After ploughing up and down New Zealand’s Waikato River for thousands of hours together, London Olympic rowing champion Hamish Bond likens his partnership with Eric Murray in the men’s pair to an eight-year marriage.
“We don’t necessarily want to be in each other’s pockets 24/7 but we get on fine,” the 30-year-old Bond said in a telephone interview from Rowing New Zealand headquarters in Cambridge. “It is a little bit testing at times but we’ll keep persisting.”
 That persistence has led to one of the most dominant partnerships in world rowing and made them heavy favourites to win their second successive gold medal at the August 5-21 Rio Olympics.
They have won six world championships titles in the pair, and one in the coxed pair, Olympic gold in London, and are unbeaten in more than 60 races since they combined in 2009.
Such was their dominance ahead of the 2012 Games that their nearest challengers, the British duo Pete Reed and Andrew Triggs-Hodge, switched back to the coxless four instead.
While the New Zealand pair have established a long-standing and successful partnership, it was clearly not a case of ‘love at first sight’ when they met more than a decade ago. Bond told local news website The Spinoff last year that he thought the gregarious Murray was “an egotistical boofhead”.
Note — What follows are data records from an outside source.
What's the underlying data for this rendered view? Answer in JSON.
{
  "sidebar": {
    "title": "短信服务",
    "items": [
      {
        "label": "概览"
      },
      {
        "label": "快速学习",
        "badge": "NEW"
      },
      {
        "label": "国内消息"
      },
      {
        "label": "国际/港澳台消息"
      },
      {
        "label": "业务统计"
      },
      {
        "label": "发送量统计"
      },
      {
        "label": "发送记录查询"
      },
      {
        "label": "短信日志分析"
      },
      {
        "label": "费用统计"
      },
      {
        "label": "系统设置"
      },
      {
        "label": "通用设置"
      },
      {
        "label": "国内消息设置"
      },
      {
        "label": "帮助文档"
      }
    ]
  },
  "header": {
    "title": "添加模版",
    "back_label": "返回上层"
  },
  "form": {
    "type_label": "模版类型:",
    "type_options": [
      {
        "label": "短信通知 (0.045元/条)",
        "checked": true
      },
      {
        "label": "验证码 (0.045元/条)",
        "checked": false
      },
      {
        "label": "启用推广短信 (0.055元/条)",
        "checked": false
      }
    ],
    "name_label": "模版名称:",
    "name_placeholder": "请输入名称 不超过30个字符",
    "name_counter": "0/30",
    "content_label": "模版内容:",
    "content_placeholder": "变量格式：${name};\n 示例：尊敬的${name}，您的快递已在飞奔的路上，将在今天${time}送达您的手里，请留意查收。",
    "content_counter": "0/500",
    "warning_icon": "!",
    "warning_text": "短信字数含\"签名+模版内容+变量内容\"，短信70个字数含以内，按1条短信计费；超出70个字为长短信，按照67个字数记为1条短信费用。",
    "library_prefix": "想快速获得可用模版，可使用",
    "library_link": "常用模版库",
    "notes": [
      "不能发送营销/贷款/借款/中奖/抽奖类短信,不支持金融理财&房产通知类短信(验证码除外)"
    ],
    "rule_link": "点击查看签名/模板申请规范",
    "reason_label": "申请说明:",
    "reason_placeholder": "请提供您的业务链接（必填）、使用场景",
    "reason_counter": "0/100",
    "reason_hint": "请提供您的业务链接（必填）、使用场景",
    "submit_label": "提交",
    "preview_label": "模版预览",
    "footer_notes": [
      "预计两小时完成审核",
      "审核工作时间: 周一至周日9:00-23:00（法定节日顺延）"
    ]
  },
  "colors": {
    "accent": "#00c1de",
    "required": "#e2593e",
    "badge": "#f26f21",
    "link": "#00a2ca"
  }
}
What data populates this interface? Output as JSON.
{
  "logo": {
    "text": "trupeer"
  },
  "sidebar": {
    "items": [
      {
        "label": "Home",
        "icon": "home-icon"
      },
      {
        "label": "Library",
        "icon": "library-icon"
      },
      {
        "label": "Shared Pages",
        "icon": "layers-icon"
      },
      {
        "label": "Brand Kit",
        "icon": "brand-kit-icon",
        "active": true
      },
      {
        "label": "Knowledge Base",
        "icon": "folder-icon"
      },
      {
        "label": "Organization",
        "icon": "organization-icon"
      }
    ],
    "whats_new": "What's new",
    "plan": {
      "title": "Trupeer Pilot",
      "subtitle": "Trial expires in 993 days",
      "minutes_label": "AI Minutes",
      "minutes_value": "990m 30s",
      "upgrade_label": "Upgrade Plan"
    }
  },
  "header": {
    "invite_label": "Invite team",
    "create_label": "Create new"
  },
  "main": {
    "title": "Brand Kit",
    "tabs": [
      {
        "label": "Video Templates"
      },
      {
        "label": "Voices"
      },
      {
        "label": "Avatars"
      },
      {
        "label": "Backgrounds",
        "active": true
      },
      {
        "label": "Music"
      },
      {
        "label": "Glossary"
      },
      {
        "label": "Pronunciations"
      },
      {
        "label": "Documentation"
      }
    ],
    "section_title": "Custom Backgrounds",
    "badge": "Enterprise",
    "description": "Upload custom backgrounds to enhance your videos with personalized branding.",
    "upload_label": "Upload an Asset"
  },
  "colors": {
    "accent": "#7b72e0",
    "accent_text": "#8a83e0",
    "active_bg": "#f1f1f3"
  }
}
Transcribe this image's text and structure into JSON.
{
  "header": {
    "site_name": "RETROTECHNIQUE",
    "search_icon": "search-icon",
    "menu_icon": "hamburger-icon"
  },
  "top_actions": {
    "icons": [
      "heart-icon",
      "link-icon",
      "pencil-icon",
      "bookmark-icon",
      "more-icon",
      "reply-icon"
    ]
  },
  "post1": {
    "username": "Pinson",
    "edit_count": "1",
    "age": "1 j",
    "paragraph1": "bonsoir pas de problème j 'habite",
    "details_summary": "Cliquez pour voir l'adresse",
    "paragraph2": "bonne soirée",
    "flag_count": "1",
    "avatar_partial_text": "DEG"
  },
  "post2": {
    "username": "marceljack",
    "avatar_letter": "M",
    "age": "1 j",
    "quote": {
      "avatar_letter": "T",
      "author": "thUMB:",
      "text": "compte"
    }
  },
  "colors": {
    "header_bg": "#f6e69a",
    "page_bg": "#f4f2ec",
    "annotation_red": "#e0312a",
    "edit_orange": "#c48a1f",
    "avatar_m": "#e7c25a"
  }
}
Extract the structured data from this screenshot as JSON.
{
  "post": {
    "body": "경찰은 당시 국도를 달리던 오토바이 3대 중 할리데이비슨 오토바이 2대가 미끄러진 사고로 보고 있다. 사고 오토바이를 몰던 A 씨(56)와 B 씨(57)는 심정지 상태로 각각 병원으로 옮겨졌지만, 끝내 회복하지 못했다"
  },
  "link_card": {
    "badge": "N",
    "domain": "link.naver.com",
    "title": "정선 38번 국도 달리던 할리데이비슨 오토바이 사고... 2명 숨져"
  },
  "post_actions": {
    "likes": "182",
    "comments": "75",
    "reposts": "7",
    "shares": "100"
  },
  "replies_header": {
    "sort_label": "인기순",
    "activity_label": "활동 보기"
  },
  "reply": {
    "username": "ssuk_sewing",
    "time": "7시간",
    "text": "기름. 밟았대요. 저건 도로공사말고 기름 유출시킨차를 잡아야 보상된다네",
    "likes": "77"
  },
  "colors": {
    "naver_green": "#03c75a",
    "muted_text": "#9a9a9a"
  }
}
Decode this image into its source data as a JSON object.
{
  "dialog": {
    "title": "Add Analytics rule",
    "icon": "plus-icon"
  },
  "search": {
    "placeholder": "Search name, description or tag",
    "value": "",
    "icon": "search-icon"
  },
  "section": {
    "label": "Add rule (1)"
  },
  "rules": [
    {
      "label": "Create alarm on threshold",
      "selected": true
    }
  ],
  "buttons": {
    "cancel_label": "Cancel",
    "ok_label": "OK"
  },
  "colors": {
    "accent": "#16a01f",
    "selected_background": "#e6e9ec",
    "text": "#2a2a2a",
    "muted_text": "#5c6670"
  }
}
Time spent in each other’s company had changed that opinion, Bond said with a laugh, and they had “enormous respect” for each other’s strengths and talents.
Murray, as the taller and heavier of the pair, provided more explosive power while Bond’s “engine” kept pushing them at a higher level for longer, he said.
The trick was combining those attributes to an optimum balance to keep them rhythmically scything through the water, and Bond said they had now developed something of an instinctive feel in the boat.
The pair have entered their final buildup to the Rio Olympics with a three-month training camp and two World Cup meetings in Europe, and Bond said while he was confident, there were still some nerves.
“I’m not going to lie, we always have doubts. You’re always doubting yourself at certain times,” he said.
“You’re only as good as your last race. (But) it doesn’t take a rocket scientist to put pretty short odds on us winning the next race (and) I know that if we get near to our best then we’ll be difficult to beat.”